I find this behavior especially tricky because it’s not easily spotted with regular performance debugging tools such as Django Debug Toolbar. We finally resolved it using .defer() but the debugging took us significant amount of time.

Would it be possible to change all *LOB fields on Oracle to defer by default? Maybe I’m missing something but I don’t see much value in fetching the data on queryset evaluation when it involves separate db roundtrips anyway.

Is this something that Django itself can fix? The extension you mention isn’t “official”.

That said, if you just want to defer by default, you can set up a default manager to do that. I’m not sure we’d want to change the core behaviour of “fetch everything” without doing it everywhere.

Well, I’m not familiar enough with ORM internals to say if/how this could be fixed in Django. It is definitely not limited to 3rd party apps as Django’s own TextField suffers the same issue (it is also implemented by NCLOB on Oracle).

I am aware that we can fix it by changing the default manager (or moving the NCLOB fields to a separate model linked by OneToOneField- the path we’re probably taking) but my main motivation is to investigate if Django can behave more efficiently by default.

Ah, OK, if it’s more of an overall “should django not return some fields by default” question, that definitely is an internals thing.

My personal argument to this is - if we knew what fields were big and unused, then yes, we could not return them - but that is something only you know, as the schema designer. I’ve seen plenty of TEXT and BLOB fields used for critical data on a model where deferring it would only decrease performance due to the extra SELECTs.

Thus leads the logic to “change the default manager” - in theory, it is a one-line change, but of course we know in practice it is not quite that easy.

Do you think it would be better to have a Meta option that allowed you to list default-deferred/excluded fields? A per-field option like db_index? I’m curious what you think would work for your case, given that it’s unlikely Django can ship code which “magically” knows if you need to defer a potentially-large field or not.

There is already a ticket for the Meta/field option: https://code.djangoproject.com/ticket/23816 (this would be helpful for us if implemented)

I was more thinking about the “magical” decision not fetch BLOBs as because there is already decreased performance when what looks like single SELECT to Django results in fact in n-times fetching the individual BLOBs one by one (the JSON fields in our case are not large, they have some 100-200 characters yet the time for SELECT of about 100 rows is 10s).

Ah, right. I’m not sure Django has the relevant query-planner logic to optimise automatically when what it thinks are values in columns are actually single SELECTs; most databases (and BLOB fields in them) don’t suffer that performance penalty.

That means we’re basically still back to either implementing that, which is tough considering how tight the query/join planner is already, or offering the Meta/field option, which I think is my preferred (as then, especially, the custom field for NCLOB could set that option by default).
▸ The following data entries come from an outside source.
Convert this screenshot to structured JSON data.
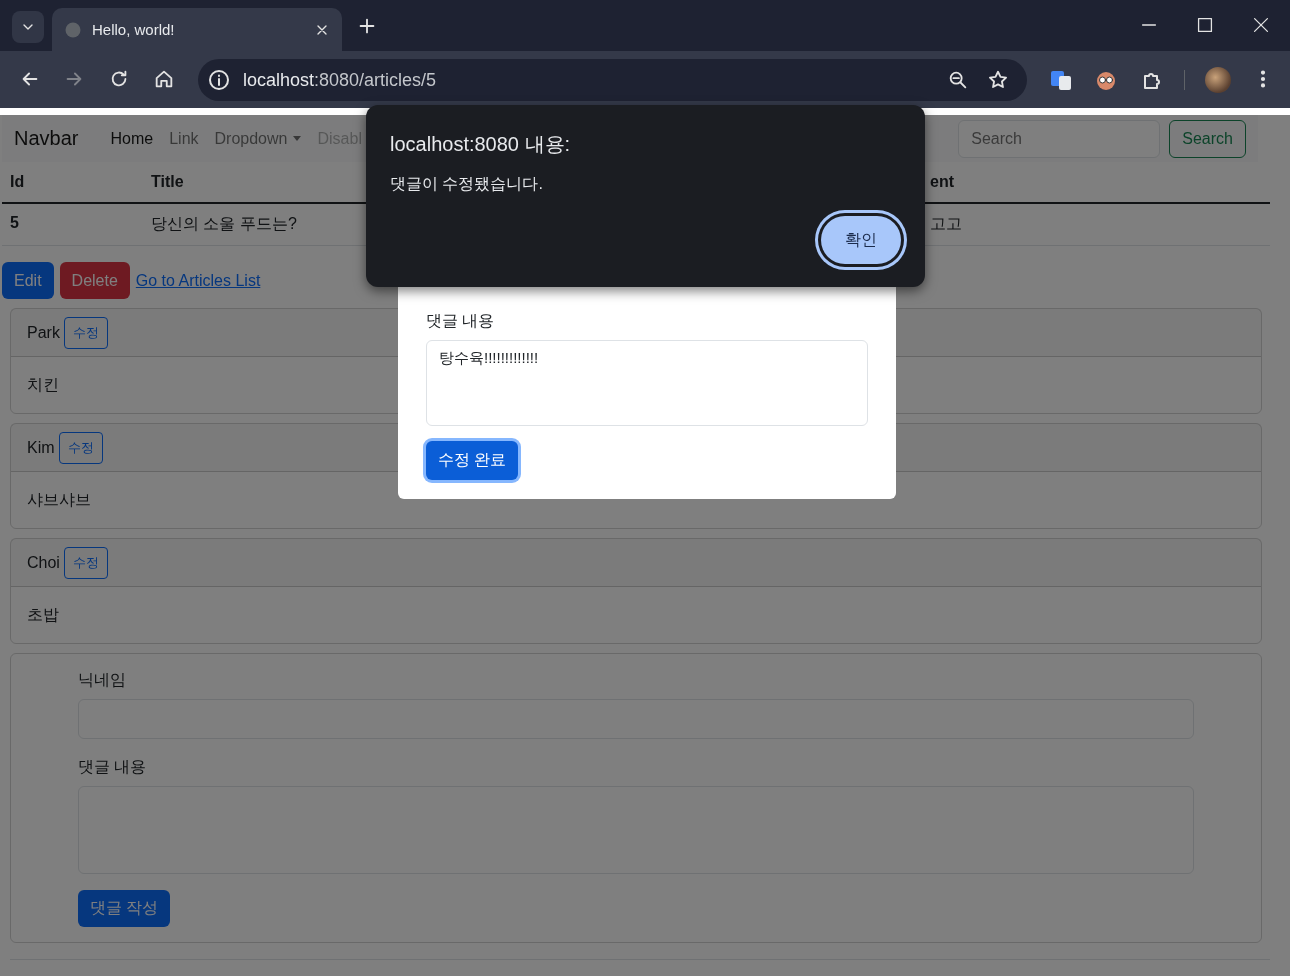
{
  "browser": {
    "tab_title": "Hello, world!",
    "url_host": "localhost",
    "url_path": ":8080/articles/5"
  },
  "navbar": {
    "brand": "Navbar",
    "items": [
      {
        "label": "Home",
        "selected": true,
        "disabled": false,
        "dropdown": false
      },
      {
        "label": "Link",
        "selected": false,
        "disabled": false,
        "dropdown": false
      },
      {
        "label": "Dropdown",
        "selected": false,
        "disabled": false,
        "dropdown": true
      },
      {
        "label": "Disabl",
        "selected": false,
        "disabled": true,
        "dropdown": false
      }
    ],
    "search": {
      "placeholder": "Search",
      "button": "Search"
    }
  },
  "table": {
    "columns": [
      "Id",
      "Title",
      "ent"
    ],
    "rows": [
      [
        "5",
        "당신의 소울 푸드는?",
        "고고"
      ]
    ]
  },
  "actions": {
    "edit": "Edit",
    "delete": "Delete",
    "link": "Go to Articles List"
  },
  "comments": [
    {
      "nickname": "Park",
      "edit_button": "수정",
      "body": "치킨"
    },
    {
      "nickname": "Kim",
      "edit_button": "수정",
      "body": "샤브샤브"
    },
    {
      "nickname": "Choi",
      "edit_button": "수정",
      "body": "초밥"
    }
  ],
  "comment_form": {
    "nickname_label": "닉네임",
    "body_label": "댓글 내용",
    "submit": "댓글 작성"
  },
  "edit_modal": {
    "body_label": "댓글 내용",
    "body_value": "탕수육!!!!!!!!!!!!!",
    "submit": "수정 완료"
  },
  "alert": {
    "title": "localhost:8080 내용:",
    "message": "댓글이 수정됐습니다.",
    "ok_button": "확인"
  }
}
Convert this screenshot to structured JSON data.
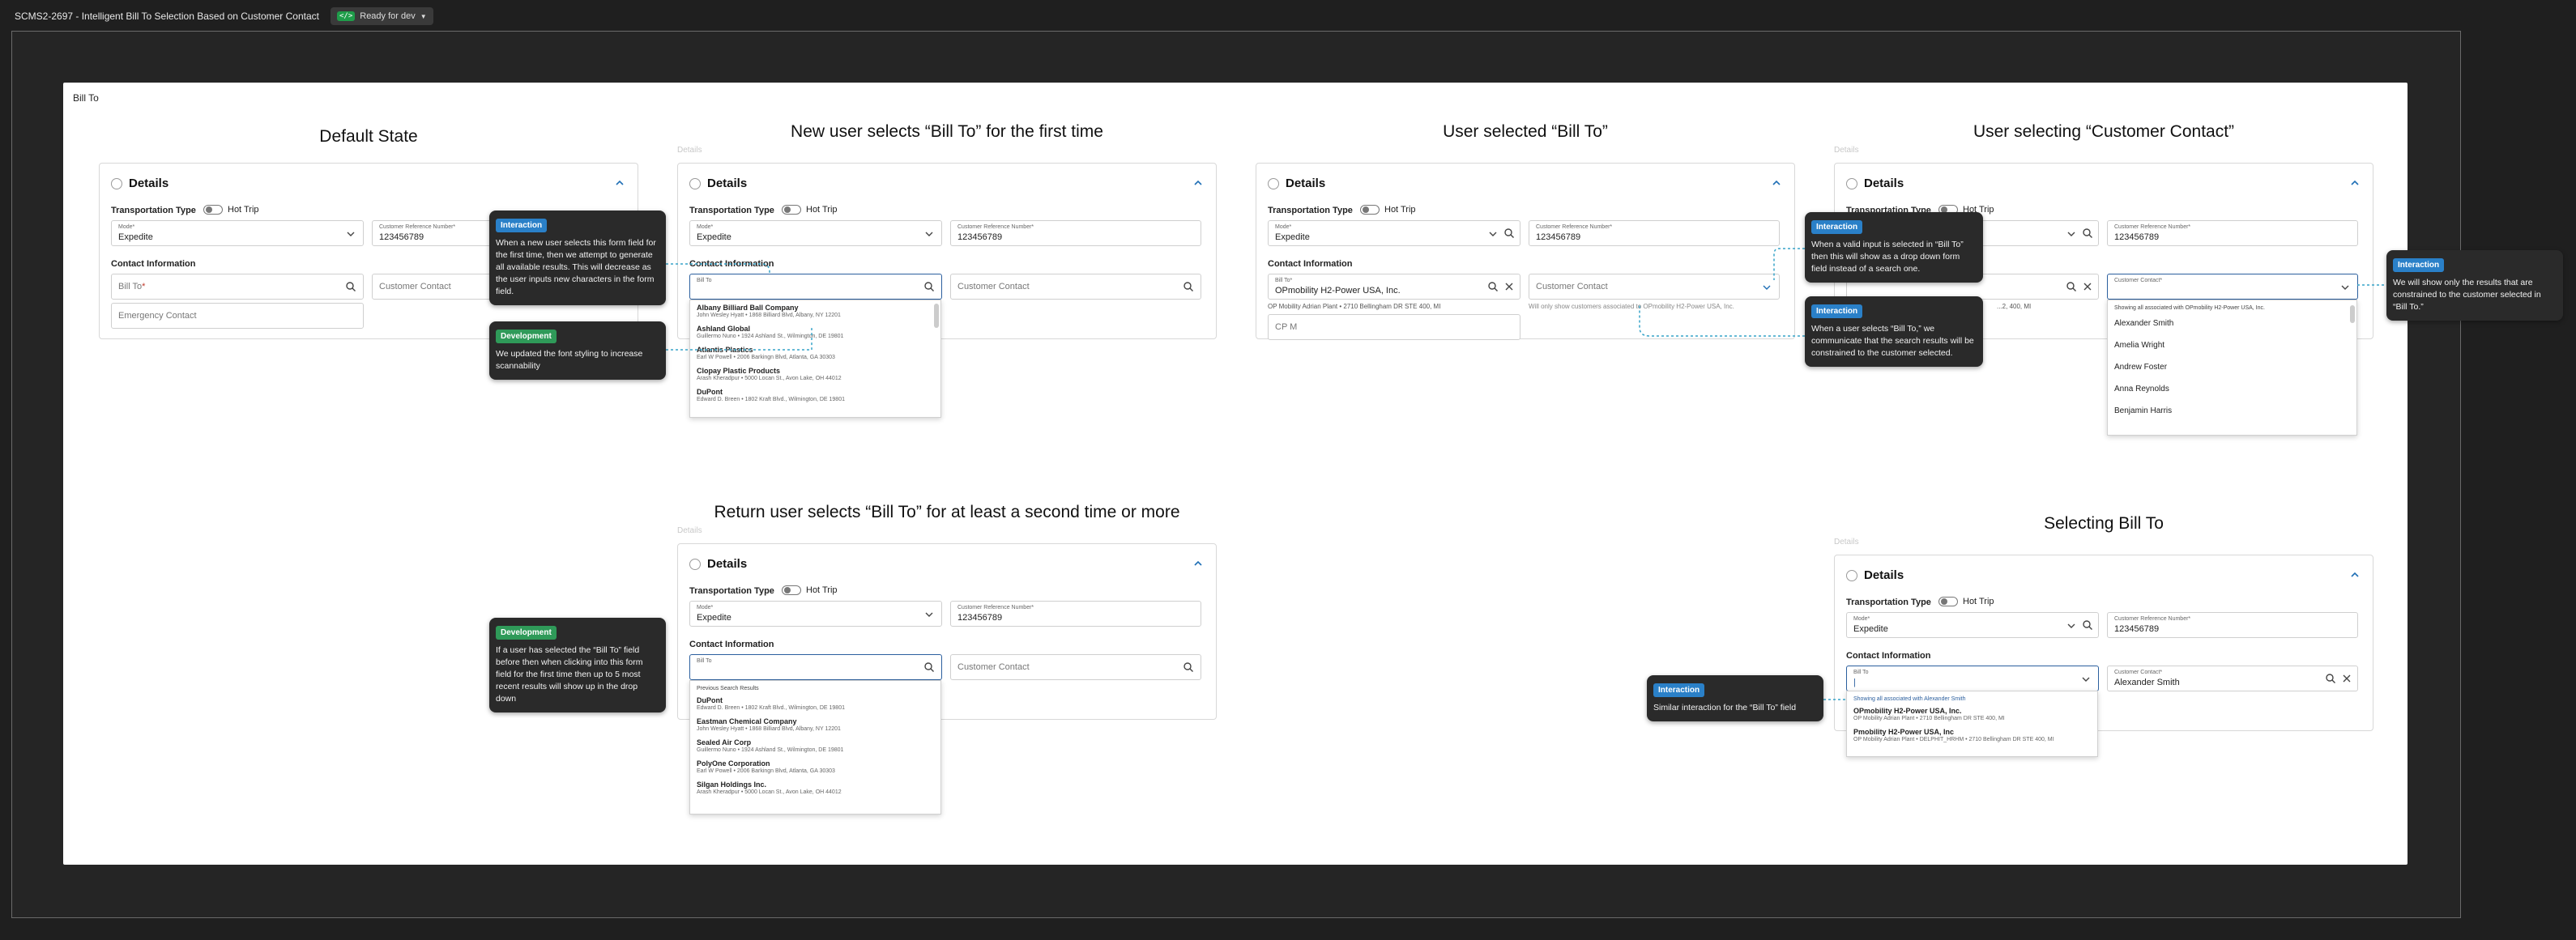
{
  "topbar": {
    "title": "SCMS2-2697 - Intelligent Bill To Selection Based on Customer Contact",
    "status": "Ready for dev"
  },
  "frame_label": "Bill To",
  "labels": {
    "details": "Details",
    "transportation_type": "Transportation Type",
    "hot_trip": "Hot Trip",
    "mode_label": "Mode*",
    "mode_value": "Expedite",
    "crn_label": "Customer Reference Number*",
    "crn_value": "123456789",
    "contact_info": "Contact Information",
    "bill_to_ph": "Bill To",
    "bill_to_small": "Bill To*",
    "customer_contact": "Customer Contact",
    "customer_contact_small": "Customer Contact*",
    "emergency_contact": "Emergency Contact",
    "ghost": "Details"
  },
  "sections": {
    "default": {
      "title": "Default State"
    },
    "first_time": {
      "title": "New user selects “Bill To” for the first time",
      "results": [
        {
          "name": "Albany Billiard Ball Company",
          "sub": "John Wesley Hyatt • 1868 Billiard Blvd, Albany, NY 12201"
        },
        {
          "name": "Ashland Global",
          "sub": "Guillermo Nuno • 1924 Ashland St., Wilmington, DE 19801"
        },
        {
          "name": "Atlantis Plastics",
          "sub": "Earl W Powell • 2006 Barkingn Blvd, Atlanta, GA 30303"
        },
        {
          "name": "Clopay Plastic Products",
          "sub": "Arash Kheradpur • 5000 Locan St., Avon Lake, OH 44012"
        },
        {
          "name": "DuPont",
          "sub": "Edward D. Breen • 1802 Kraft Blvd., Wilmington, DE 19801"
        }
      ]
    },
    "selected": {
      "title": "User selected “Bill To”",
      "bill_to_value": "OPmobility H2-Power USA, Inc.",
      "bill_to_addr": "OP Mobility Adrian Plant • 2710 Bellingham DR STE 400, MI",
      "note": "Will only show customers associated to OPmobility H2-Power USA, Inc.",
      "contact_field": "CP M"
    },
    "cc": {
      "title": "User selecting “Customer Contact”",
      "caption": "Showing all associated with OPmobility H2-Power USA, Inc.",
      "contacts": [
        "Alexander Smith",
        "Amelia Wright",
        "Andrew Foster",
        "Anna Reynolds",
        "Benjamin Harris"
      ],
      "partial_addr": "...2, 400, MI"
    },
    "return": {
      "title": "Return user selects “Bill To” for at least a second time or more",
      "caption": "Previous Search Results",
      "results": [
        {
          "name": "DuPont",
          "sub": "Edward D. Breen • 1802 Kraft Blvd., Wilmington, DE 19801"
        },
        {
          "name": "Eastman Chemical Company",
          "sub": "John Wesley Hyatt • 1868 Billiard Blvd, Albany, NY 12201"
        },
        {
          "name": "Sealed Air Corp",
          "sub": "Guillermo Nuno • 1924 Ashland St., Wilmington, DE 19801"
        },
        {
          "name": "PolyOne Corporation",
          "sub": "Earl W Powell • 2006 Barkingn Blvd, Atlanta, GA 30303"
        },
        {
          "name": "Silgan Holdings Inc.",
          "sub": "Arash Kheradpur • 5000 Locan St., Avon Lake, OH 44012"
        }
      ]
    },
    "selecting": {
      "title": "Selecting Bill To",
      "contact_value": "Alexander Smith",
      "caption": "Showing all associated with Alexander Smith",
      "results": [
        {
          "name": "OPmobility H2-Power USA, Inc.",
          "sub": "OP Mobility Adrian Plant • 2710 Bellingham DR STE 400, MI"
        },
        {
          "name": "Pmobility H2-Power USA, Inc",
          "sub": "OP Mobility Adrian Plant • DELPHIT_HRHM • 2710 Bellingham DR STE 400, MI"
        }
      ]
    }
  },
  "callouts": {
    "c1": {
      "badge": "Interaction",
      "text": "When a new user selects this form field for the first time, then we attempt to generate all available results. This will decrease as the user inputs new characters in the form field."
    },
    "c2": {
      "badge": "Development",
      "text": "We updated the font styling to increase scannability"
    },
    "c3": {
      "badge": "Interaction",
      "text": "When a valid input is selected in “Bill To” then this will show as a drop down form field instead of a search one."
    },
    "c4": {
      "badge": "Interaction",
      "text": "When a user selects “Bill To,” we communicate that the search results will be constrained to the customer selected."
    },
    "c5": {
      "badge": "Interaction",
      "text": "We will show only the results that are constrained to the customer selected in “Bill To.”"
    },
    "c6": {
      "badge": "Development",
      "text": "If a user has selected the “Bill To” field before then when clicking into this form field for the first time then up to 5 most recent results will show up in the drop down"
    },
    "c7": {
      "badge": "Interaction",
      "text": "Similar interaction for the “Bill To” field"
    }
  },
  "colors": {
    "accent": "#2a80c8",
    "dev": "#2f9a59",
    "connector": "#36a3c8",
    "active_border": "#2b5f9e"
  }
}
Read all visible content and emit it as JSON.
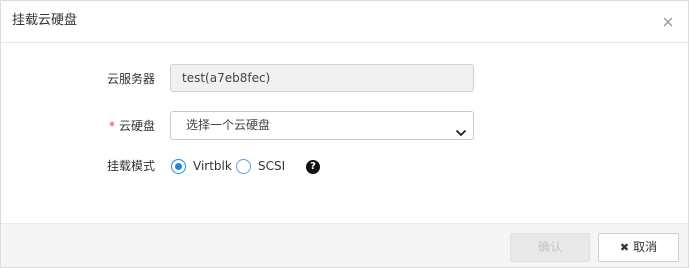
{
  "dialog": {
    "title": "挂载云硬盘",
    "close_icon": "close-icon"
  },
  "form": {
    "server": {
      "label": "云服务器",
      "value": "test(a7eb8fec)"
    },
    "disk": {
      "required_mark": "*",
      "label": "云硬盘",
      "placeholder": "选择一个云硬盘"
    },
    "mode": {
      "label": "挂载模式",
      "options": [
        {
          "label": "Virtblk",
          "checked": true
        },
        {
          "label": "SCSI",
          "checked": false
        }
      ],
      "help_icon": "question-circle-icon",
      "help_glyph": "?"
    }
  },
  "footer": {
    "confirm_label": "确认",
    "cancel_label": "取消",
    "cancel_icon_glyph": "✖"
  },
  "colors": {
    "accent": "#1e88e5",
    "required": "#e4393c"
  }
}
I also find the field option preferable solution.

I’m going to try to get this in 3.1 for you, either via mentorship or myself; no promises, but I agree it’s sub-optimal how it is now.

1 Like

A different approach is taken by others (such as sqlalchemy) in that they instruct cxOracle to fetch CLOB/NCLOB fields as part of the other fields instead of fetching them later.

See https://github.com/zzzeek/sqlalchemy/blob/2a1a9f5f5a9723f757439657d2bdf224baed8748/lib/sqlalchemy/dialects/oracle/cx_oracle.py#L1010 and https://github.com/oracle/python-cx_Oracle/issues/63

We have been using this approach (and a few other tricks that sqlalchemy has) for years and it would be nice if Django’s Oracle support could improve to the same level of maturity as its other DB backends.

@andrewgodwin Is there a fix in Django 3.1?